The infamous free lunch

The infamous free lunch

September 13, 2020 2 By Rick

I’m writing this on Friday, September 11, 2020 19 years after the terrorist attacks on the US. I’ll tie this into the rest of this piece later on in the story. If there’s one thing I’ve learned while chasing life, it’s that you’re not going to get a free lunch. Somebody, somewhere, some time has already paid for it, is paying for it or will pay for it. On that, you can rely. Milton Friedman was an American economist who received the 1976 Nobel Memorial Prize in Economic Sciences for his research on consumption analysis, monetary history and theory and the complexity of stabilization policy. I attended his lecture at the Stockholm School of Economics after he won the prize. Friedman was a colorful and sometimes controversial character full of quotes.

While lecturing at the Stockholm School of Economics, I participated in many “interesting” and sometimes “heated” discussions with my students. I would throw out the “no such thing as a free lunch” quote and encourage my students to discuss this. The classic example offered by most students was the education they were receiving. Nearly all of them claimed it was free (I was teaching in Sweden). Urging them to think harder, I told them I disagreed. When I said I was paying for their education (with my taxes), many laughed and jokingly said, “Thank you, Mr. La Roche.” But the laughter died when I said, “No, please let me thank you instead,” which confused them.

My children
I explained that my children and grandchildren would be studying at university one day and that my current students would be paying for their education with their taxes. Suddenly, it was if a lightbulb switched on and they grasped the concept. So, what’s it all about? “There is no such thing as a free lunch,” describes the cost of decision-making and consumption and suggests that things that appear to be free will always have some hidden or implicit cost to someone, even if it is not the individual receiving the benefit. It boils down to this “Whatever goods and services are provided, they must be paid for by someone – that is, you don’t get something for nothing. The phrase is also known by the acronym of ‘there ain’t no such thing as a free lunch’ – TANSTAAFL.”    

It’s hard to believe that this horrible event took place 19 years ago. It’s even harder to think that children born on that day could now be fighting in the same war that event spawned. It’s been that long. So, how does this relate to the infamous “free lunch,” you may be asking? That’s a good question. I’ll do my best to make the relationship clear, but it will require extending the concept of a free lunch to a free pass. Please bear with me. The decision to join the military, the police, the fire brigade, security contracting companies or organizations like Doctors Without Borders is not easy to make for most people. For some, it comes easy, but others struggle with it, weighing the pros and cons. It’s a personal decision, and I respect whatever decision an individual makes. But we should all remember that many people have given their lives, so each individual can make that choice. 

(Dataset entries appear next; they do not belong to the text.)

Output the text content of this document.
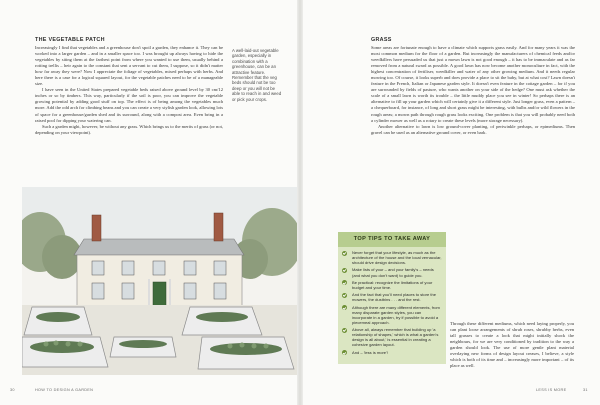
THE VEGETABLE PATCH

Increasingly I find that vegetables and a greenhouse don't spoil a garden, they enhance it. They can be worked into a larger garden – and in a smaller space too. I was brought up always having to hide the vegetables by siting them at the farthest point from where you wanted to use them, usually behind a rotting trellis – heir again to the constant that sent a servant to cut them, I suppose, so it didn't matter how far away they were? Now I appreciate the foliage of vegetables, mixed perhaps with herbs. And here there is a case for a logical squared layout, for the vegetable patches need to be of a manageable size.

I have seen in the United States prepared vegetable beds raised above ground level by 30 cm/12 inches or so by timbers. This way, particularly if the soil is poor, you can improve the vegetable growing potential by adding good stuff on top. The effect is of being among the vegetables much more. Add the odd arch for climbing beans and you can create a very stylish garden look, allowing lots of space for a greenhouse/garden shed and its surround, along with a compost area. Even bring in a raised pool for dipping your watering can.

Such a garden might, however, be without any grass. Which brings us to the merits of grass (or not, depending on your viewpoint).

A well-laid-out vegetable garden, especially in combination with a greenhouse, can be an attractive feature. Remember that the veg beds should not be too deep or you will not be able to reach in and weed or pick your crops.
30	HOW TO DESIGN A GARDEN
GRASS

Some areas are fortunate enough to have a climate which supports grass easily. And for many years it was the most common medium for the floor of a garden. But increasingly the manufacturers of chemical feeds and/or weedkillers have persuaded us that just a mown lawn is not good enough – it has to be immaculate and as far removed from a natural sward as possible. A good lawn has now become another monoculture in fact, with the highest concentration of fertiliser, weedkiller and water of any other growing medium. And it needs regular mowing too. Of course, it looks superb and does provide a place to sit the baby, but at what cost? Lawn doesn't feature in the French, Italian or Japanese garden style. It doesn't even feature in the cottage garden – for if you are surrounded by fields of pasture, who wants another on your side of the hedge? One must ask whether the scale of a small lawn is worth its trouble – the little muddy place you see in winter! So perhaps there is an alternative to fill up your garden which will certainly give it a different style. Just longer grass, even a pattern – a chequerboard, for instance, of long and short grass might be interesting, with bulbs and/or wild flowers in the rough areas; a mown path through rough grass looks exciting. One problem is that you will probably need both a cylinder mower as well as a rotary to create these levels (more storage necessary).

Another alternative to lawn is low ground-cover planting, of periwinkle perhaps, or epimediums. Then gravel can be used as an alternative ground cover, or even bark.

Never forget that your lifestyle, as much as the architecture of the house and the local vernacular, should drive design decisions.
Make lists of your – and your family's – needs (and what you don't want) to guide you.
Be practical: recognize the limitations of your budget and your time.
And the fact that you'll need places to store the mowers, the dustbins . . . and the rest.
Although there are many different elements, from many disparate garden styles, you can incorporate in a garden, try if possible to avoid a piecemeal approach.
Above all, always remember that building up 'a relationship of shapes,' which is what a garden's design is all about,' is essential in creating a cohesive garden layout.
And – 'less is more'!
TOP TIPS TO TAKE AWAY

Through these different mediums, which need laying properly, you can plant loose arrangements of shrub roses, shrubby herbs, even tall grasses to create a look that might initially shock the neighbours, for we are very conditioned by tradition to the way a garden should look. The use of more gentle plant material overlaying new forms of design layout creases, I believe, a style which is both of its time and – increasingly more important – of its place as well.

LESS IS MORE	31
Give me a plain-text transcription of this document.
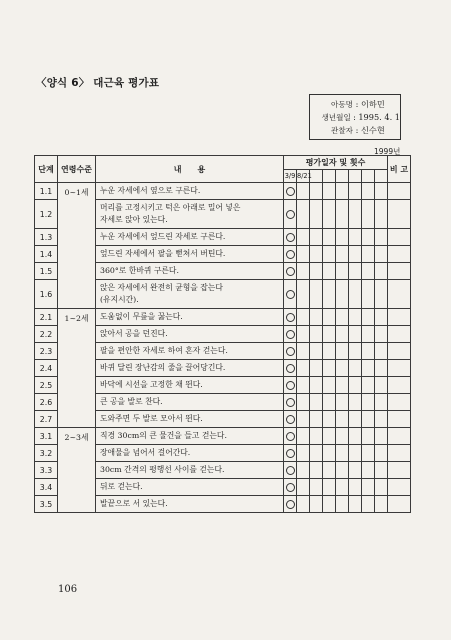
〈양식 6〉 대근육 평가표
아동명 : 이하민
생년월일 : 1995. 4. 1
관찰자 : 신수현
1999년
단계	연령수준	내　　용	평가일자 및 횟수								비 고
			3/9	8/21							
1.1	0~1세	누운 자세에서 옆으로 구른다.									

1.2		머리를 고정시키고 턱은 아래로 밀어 넣은
자세로 앉아 있는다.									

1.3		누운 자세에서 엎드린 자세로 구른다.									

1.4		엎드린 자세에서 팔을 뻗쳐서 버틴다.									

1.5		360°로 한바퀴 구른다.									

1.6		앉은 자세에서 완전히 균형을 잡는다
(유지시간).									

2.1	1~2세	도움없이 무릎을 꿇는다.									

2.2		앉아서 공을 던진다.									

2.3		팔을 편안한 자세로 하여 혼자 걷는다.									

2.4		바퀴 달린 장난감의 줄을 끌어당긴다.									

2.5		바닥에 시선을 고정한 채 뛴다.									

2.6		큰 공을 발로 찬다.									

2.7		도와주면 두 발로 모아서 뛴다.									

3.1	2~3세	직경 30cm의 큰 물건을 들고 걷는다.									

3.2		장애물을 넘어서 걸어간다.									

3.3		30cm 간격의 평행선 사이를 걷는다.									

3.4		뒤로 걷는다.									

3.5		발끝으로 서 있는다.									

106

No one forced me to go to Iraq as a diplomat. I volunteered, and I did so hoping to make the world a better place or perhaps for the “greater good.” I’m not sure I succeeded, however, but that’s another story. Of all the incredible things that happened over there, there is one thing I’ll never forget. And that is how perfect strangers (at least in the beginning) were willing to put their lives on the line to keep my sorry ass alive. I’m talking about the professionals in my Blackwater PSD (personal security detail) team. They were tasked with protecting me from harm, especially the so-called “duty bullet sponge.” Once the shit came down, his job was to throw me (literally like a sack of potatoes) into the vehicle and lie down on top me to protect me from any rounds that might enter the vehicle. 

My free lunch or pass
Some might call that my free lunch or free pass, but there was nothing free about it for my PSD team. Names and faces may have become blurred after all these years, but I will never forget them. I am proud to have served with them and would do so again anytime, anywhere. I don’t know how to repay them for my “free lunch or pass” except to praise them for their professionalism. If this reaches any of you guys, please pass it on to all the others. I’ve covered a lot, from Milton Friedman and economics to freedom, duty and the right to choose. Remember that there is no such thing as a free lunch. You may be enjoying it now, but someone somewhere is paying for it or has already paid for it.